Lo conocemos como Getsemaní —el lugar donde Jesús se alejó del caos para pasar su última noche a solas con su Padre. Pero, al adentrarnos más en el huerto, llegamos a entender mejor por qué escogió este sitio, y más de lo que ocurrió allí. ¿Fue sólo para orar? ¿Sólo para dormir? ¿Sólo para pasar tiempo a solas antes de que se levantara para ir a morir? No; lo que encontramos en Getsemaní es una senda de restauración para cada momento de nuestra vida.

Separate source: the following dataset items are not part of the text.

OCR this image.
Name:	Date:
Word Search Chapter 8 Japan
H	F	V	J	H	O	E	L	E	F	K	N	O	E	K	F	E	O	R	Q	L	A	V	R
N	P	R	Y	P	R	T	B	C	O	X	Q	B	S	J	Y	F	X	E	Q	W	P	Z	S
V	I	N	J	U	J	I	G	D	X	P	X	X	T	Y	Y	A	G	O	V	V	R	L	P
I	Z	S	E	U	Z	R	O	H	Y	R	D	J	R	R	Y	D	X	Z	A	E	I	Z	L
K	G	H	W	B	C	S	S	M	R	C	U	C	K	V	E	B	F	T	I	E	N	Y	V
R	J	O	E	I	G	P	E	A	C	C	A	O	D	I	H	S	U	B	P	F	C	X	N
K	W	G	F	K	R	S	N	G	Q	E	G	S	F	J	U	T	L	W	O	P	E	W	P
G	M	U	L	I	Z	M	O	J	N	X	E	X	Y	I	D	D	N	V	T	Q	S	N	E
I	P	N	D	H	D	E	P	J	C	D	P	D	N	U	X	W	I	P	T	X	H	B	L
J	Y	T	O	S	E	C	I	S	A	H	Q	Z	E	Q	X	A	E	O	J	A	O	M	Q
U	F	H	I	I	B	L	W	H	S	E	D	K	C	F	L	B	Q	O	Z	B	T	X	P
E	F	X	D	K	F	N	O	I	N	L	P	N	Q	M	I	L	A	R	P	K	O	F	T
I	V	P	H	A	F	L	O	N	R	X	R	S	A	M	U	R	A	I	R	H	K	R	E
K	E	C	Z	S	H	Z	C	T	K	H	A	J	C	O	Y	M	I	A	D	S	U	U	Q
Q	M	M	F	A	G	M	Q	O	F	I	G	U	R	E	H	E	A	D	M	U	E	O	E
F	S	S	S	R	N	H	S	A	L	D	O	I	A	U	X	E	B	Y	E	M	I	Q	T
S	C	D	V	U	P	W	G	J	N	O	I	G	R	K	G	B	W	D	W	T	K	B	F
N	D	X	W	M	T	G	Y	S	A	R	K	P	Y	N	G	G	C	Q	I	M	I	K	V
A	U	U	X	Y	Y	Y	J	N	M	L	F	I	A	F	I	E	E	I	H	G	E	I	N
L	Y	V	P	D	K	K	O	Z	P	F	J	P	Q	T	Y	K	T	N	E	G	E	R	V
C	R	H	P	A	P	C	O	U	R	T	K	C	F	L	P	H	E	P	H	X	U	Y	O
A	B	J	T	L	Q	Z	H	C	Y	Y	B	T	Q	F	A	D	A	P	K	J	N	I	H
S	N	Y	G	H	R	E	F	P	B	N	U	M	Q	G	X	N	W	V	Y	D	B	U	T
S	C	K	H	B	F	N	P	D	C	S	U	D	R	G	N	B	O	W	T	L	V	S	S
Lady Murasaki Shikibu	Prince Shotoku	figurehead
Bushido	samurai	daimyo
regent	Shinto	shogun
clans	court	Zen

Cristo no vino solo al huerto, vino con amigos —con 11 de sus 12 discípulos. Él estuvo siempre rodeado de personas. ¿Debe, entonces, sorprendernos que la noche antes de ser crucificado —por nuestros pecados— Jesús viniera al Getsemaní con 11 de sus queridos seguidores?
¿Se parece esto a su vida? ¿Rodeado siempre de otros? ¿Con poco tiempo para usted mismo? ¿Preocupado por las personas que le aman, pero que no siempre le apoyan o vienen en su ayuda cuando más lo necesita? Busque, entonces, iluminación y dirección en las últimas hermosas horas de solitud de Cristo en un huerto sagrado.
Con sus discípulos, el Señor se retiró al Getsemaní, un lugar cuyo nombre en hebreo significa molino o prensa (semejante a una prensa de vino) donde se extraía aceite de las olivas. Aquí, al pie del monte de los Olivos, Jesús se separó del grupo con sus tres amigos más íntimos —Pedro, Jacobo y Juan, y les expresó sus sentimientos más profundos: “Mi alma está destrozada” (Mt 26.38 NTV).
En este lugar, donde se presionaban las olivas para obtener el aceite sustentador de la vida, Cristo “comenzó su agonía”, escribió Matthew Henry. “Allí quiso quebrantarlo el Padre, y destrozarlo, para que de Él pudiera fluir a todos los creyentes aceite nuevo; para que pudiéramos participar de la raíz y de la rica sabia del benéfico Olivo”.
Es que la solitud “es más un estado de la mente y del corazón, que un lugar”, según el autor Richard Foster. Es verdad que apartarse para descansar es maravilloso, pero la solitud con Dios no es un descanso casual. Es una inmersión profunda y ferviente en la prensa del poder de Dios que nos pone en condiciones de volver a las personas y servirles de una manera significativa. En la solitud —dice Foster en su libro Celebración de la disciplina, “tenemos que alejarnos de la gente para poder estar realmente presentes cuando estemos con ella”.
Jesús estableció ese modelo. Después de un tiempo de solitud, ¿qué hizo? Comenzó su ministerio (Mt 4.1-11, 17). Caminó sobre las aguas (14.22-27). Escogió a sus discípulos (Lc 6.12-19). Murió por nuestros pecados.
Podemos anhelar la solitud fácil —tener una razón espiritual para dejarlo todo y tomar una semana de descanso. ¿Quién no anhela eso de vez en cuando? Pero, como hijos de Dios, necesitamos la solitud con Dios, la clase de solitud que reforma el alma y que nos prepara igual que a nuestro Cristo, para servir.